17 of them, to be exact.
The chasm between the amount of time you’ve been gone and the time that I got to spend with you is ever widening. It’s easy to feel cheated, robbed, and paralyzed by the unfairness of it all. It’s easy to cling to anger, rage and despair. Grief moves like an ocean, unpredictably and unforgivingly. Sometimes I’m set adrift, still caught up in the depths of it. But then I remember that we are just souls floating in this realm for finite amounts of time. Our journeys are never linear or etched in stone, and nothing is ours to claim forever. I can be angry about your shortened life or I can revel in what I've learned from its brevity. After all, I believe the remnants of our time on earth are best surveyed through the lens of gratitude and everlasting love. These are the gifts we leave behind. Gratitude for the way grief reminds us to treasure the things we might otherwise disregard as minutiae, like those little check-ins you’d do at the most random moments just to make sure all was good with me and "the boys", your OCD routines, the way you smelled, and the annoying things you did that got under my skin. Nothing seems too small or insignificant. I wish I had a jar to safely contain every memory and retrieve it on a whim.
You taught me to hold space. To treat human connections as sacred; as an exchange between souls, not meant for profit or personal gain. You helped me strive to be a little kinder; more attuned to pain and suffering. I know that ultimately we are only just walking alongside each other through a portal to another door. Maybe that’s the purpose of it all. Just to be able to walk each other home.

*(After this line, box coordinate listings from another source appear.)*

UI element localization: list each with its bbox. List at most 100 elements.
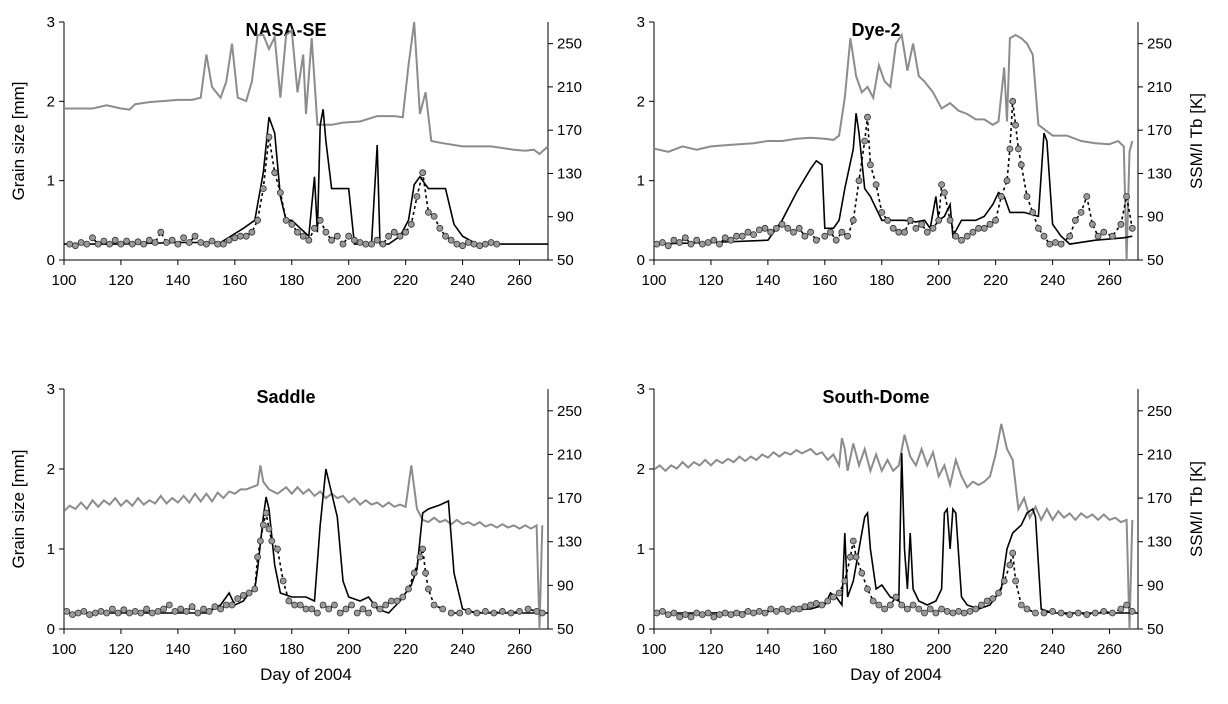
- observed-point: [533, 608, 540, 615]
- x-tick-label: 180: [869, 272, 894, 289]
- observed-point: [254, 216, 262, 224]
- y-tick-label: 3: [637, 14, 645, 31]
- y2-tick-label: 250: [557, 403, 582, 420]
- observed-point: [205, 608, 213, 615]
- observed-point: [963, 232, 971, 240]
- observed-point: [841, 577, 849, 585]
- observed-point: [989, 595, 997, 602]
- observed-point: [1074, 609, 1082, 617]
- observed-point: [86, 611, 93, 618]
- observed-point: [1083, 611, 1091, 618]
- observed-point: [946, 216, 954, 224]
- observed-point: [958, 236, 965, 244]
- y-tick-label: 0: [47, 252, 55, 269]
- observed-point: [960, 609, 968, 617]
- observed-point: [878, 208, 886, 216]
- x-tick-label: 240: [1040, 641, 1065, 658]
- y2-tick-label: 50: [557, 252, 574, 269]
- observed-point: [1083, 193, 1091, 200]
- observed-point: [64, 608, 71, 615]
- x-axis-label: Day of 2004: [260, 665, 352, 684]
- observed-point: [74, 609, 82, 617]
- observed-point: [120, 606, 128, 614]
- observed-point: [824, 597, 832, 605]
- observed-point: [282, 216, 290, 224]
- observed-point: [145, 236, 153, 244]
- observed-point: [801, 603, 809, 610]
- observed-point: [935, 216, 943, 224]
- observed-point: [225, 236, 233, 244]
- y-tick-label: 2: [47, 93, 55, 110]
- observed-point: [901, 228, 908, 236]
- panel-1: 100 120 140 160 180 200 220 240 260 0 1 2 3 50 90 130 17…: [9, 14, 582, 289]
- observed-point: [436, 224, 444, 232]
- observed-point: [348, 601, 356, 609]
- observed-point: [906, 216, 914, 224]
- observed-point: [410, 569, 418, 577]
- y-axis-label: Grain size [mm]: [9, 81, 28, 200]
- observed-point: [516, 608, 523, 615]
- observed-point: [761, 609, 769, 617]
- observed-point: [889, 224, 897, 232]
- y-tick-label: 1: [637, 541, 645, 558]
- observed-point: [938, 181, 945, 189]
- tb-series-line: [64, 21, 549, 156]
- x-tick-label: 100: [51, 272, 76, 289]
- observed-point: [1015, 145, 1022, 153]
- tb-series-line: [654, 423, 1134, 630]
- observed-point: [234, 595, 242, 602]
- tb-series-line: [654, 32, 1134, 261]
- x-tick-label: 140: [755, 641, 780, 658]
- y2-tick-label: 90: [557, 209, 574, 226]
- observed-point: [538, 609, 546, 617]
- x-tick-label: 260: [507, 272, 532, 289]
- observed-point: [693, 236, 701, 244]
- observed-point: [1006, 145, 1014, 153]
- observed-point: [921, 609, 928, 617]
- observed-point: [938, 605, 945, 613]
- observed-point: [254, 553, 262, 561]
- observed-point: [151, 239, 159, 246]
- y-tick-label: 1: [47, 173, 55, 190]
- x-tick-label: 200: [336, 641, 361, 658]
- observed-point: [1091, 609, 1099, 617]
- observed-point: [197, 239, 205, 246]
- observed-point: [325, 605, 333, 613]
- y-tick-label: 2: [637, 93, 645, 110]
- observed-point: [285, 597, 293, 605]
- observed-point: [807, 228, 814, 236]
- observed-point: [1117, 220, 1125, 228]
- observed-point: [1077, 208, 1085, 216]
- observed-point: [1057, 609, 1065, 617]
- y2-tick-label: 170: [1147, 122, 1172, 139]
- observed-point: [430, 212, 438, 220]
- observed-point: [302, 605, 310, 613]
- observed-point: [91, 609, 99, 617]
- observed-point: [1109, 232, 1116, 240]
- observed-point: [322, 228, 330, 236]
- observed-point: [980, 224, 988, 232]
- observed-point: [676, 239, 683, 246]
- observed-point: [296, 601, 304, 609]
- observed-point: [744, 608, 752, 615]
- observed-point: [342, 605, 350, 613]
- observed-point: [997, 193, 1005, 200]
- y2-tick-label: 170: [557, 490, 582, 507]
- x-tick-label: 180: [869, 641, 894, 658]
- panel-title: South-Dome: [823, 387, 930, 407]
- observed-point: [1052, 239, 1059, 246]
- observed-point: [259, 185, 267, 193]
- plot-area: [64, 465, 548, 630]
- y2-tick-label: 50: [1147, 252, 1164, 269]
- x-tick-label: 240: [450, 641, 475, 658]
- y2-tick-label: 130: [1147, 534, 1172, 551]
- y-tick-label: 1: [637, 173, 645, 190]
- observed-point: [761, 224, 769, 232]
- observed-point: [773, 608, 780, 615]
- observed-point: [148, 609, 156, 617]
- observed-point: [659, 608, 666, 615]
- observed-point: [941, 189, 948, 197]
- observed-point: [1123, 193, 1130, 200]
- observed-point: [262, 509, 270, 517]
- observed-point: [407, 220, 415, 228]
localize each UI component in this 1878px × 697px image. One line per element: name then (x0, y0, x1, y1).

And now that our darling Baba has made her way home to you, this anniversary feels different. How I wish I'd been privy to that reunion. It’s healing to know that you are together again, relishing in the beauty of that unshakeable bond. Thick as thieves in life, I picture you two in the spirit realm embracing and shaking your tail feathers, full of laughter and joy.
We borrow our time here. The years are a lottery draw. Whether we get 25 or 85, we make an impact. You and Baba are proof of that, Dave. Our love transcends time and space.